Rest Stop (2006) [MOVIE REVIEW]

Photo: IMDB

I love road trips. I love hitting the open road with great company on hand heading towards some sort of epic event. What I don’t love are those creepy abandoned rest stops along the road that you would wisely choose to continue driving by. The main characters in John Shiban’s Rest Stop (2006) didn’t think too hard about their surroundings when taking a break on their trip. Rest Stop is a female-led horror movie that has some minor issues but overall is a good film. A classic? No, but it does do the job of quenching your horror appetite if you need a quick fix.

Photo: IMDB

Aspiring actress Nicole (Jaimie Alexander) is a Texas girl leaving her life behind to head to Los Angeles with her boyfriend Jesse (Joey Mendicino) to see if they can make it there. While traveling the two have an encounter with a truck on the road almost causing them to have an accident. The two settle at a rest stop and when Nicole returns to the car she finds that Jess is missing. Stranded, confused, and afraid it wasn’t long before Nicole starts getting terrorized by the sadist in the truck from earlier. Nicole has to figure out a way to last throughout the night from this deranged truck driver.

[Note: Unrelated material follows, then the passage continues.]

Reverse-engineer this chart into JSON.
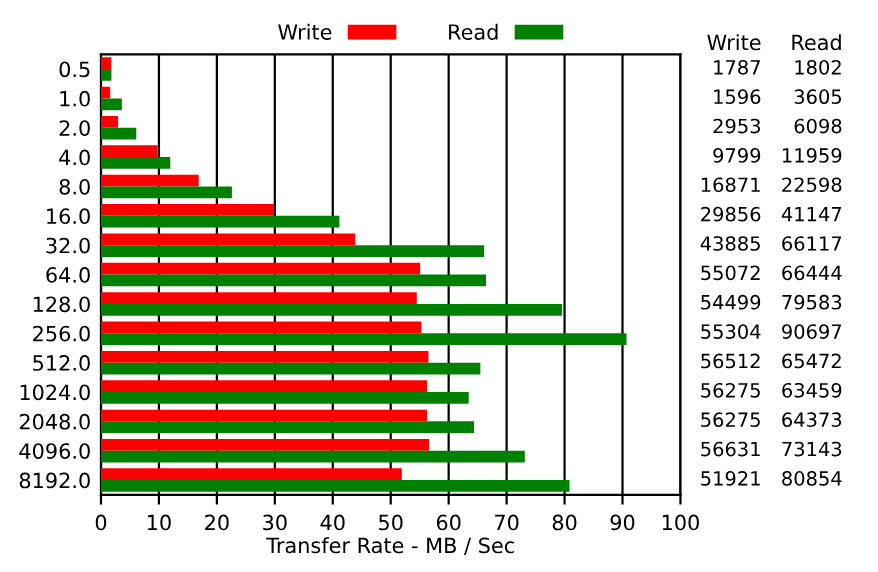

There’s not a lot to be said about Rest Stop since it’s such a linear movie. The movie has one setting to focus on, and Nicole goes through the motions of being in a horror movie in the enclosed environment. There are some parts of the movie that I felt were unnecessary and we could’ve gone without, and there’s really no resolution or character progression but for the sake of a general horror movie, it’s not terrible to watch. The special effects are good; there is a lot of blood and enough torture to make our villain appear barbarous. The film feels more like a horror movie exercise which is great, but I felt that it needed a little more to elevate it to an even more interesting horror movie. An element I enjoyed was that you never see the terrorizer’s face, I think that assisted a lot in contributing to the films’ eeriness.

I don’t think that Rest Stop is for everyone, if you’re seasoned and take your horror seriously then the movie might be a pass for you. However, even though it felt like an exercise it wasn’t a film that I strongly hated, I had no problems with it other than some plot holes. I would say at the least give Rest Stop a try, you have nothing to lose by watching it. If you’re in between a movie marathon I would say that Rest Stop would be the movie that you put on to neutralize the extremes you’ve been watching and provide a nice break in between features. It’ll also remind you not to take any breaks at empty rest stops while traveling.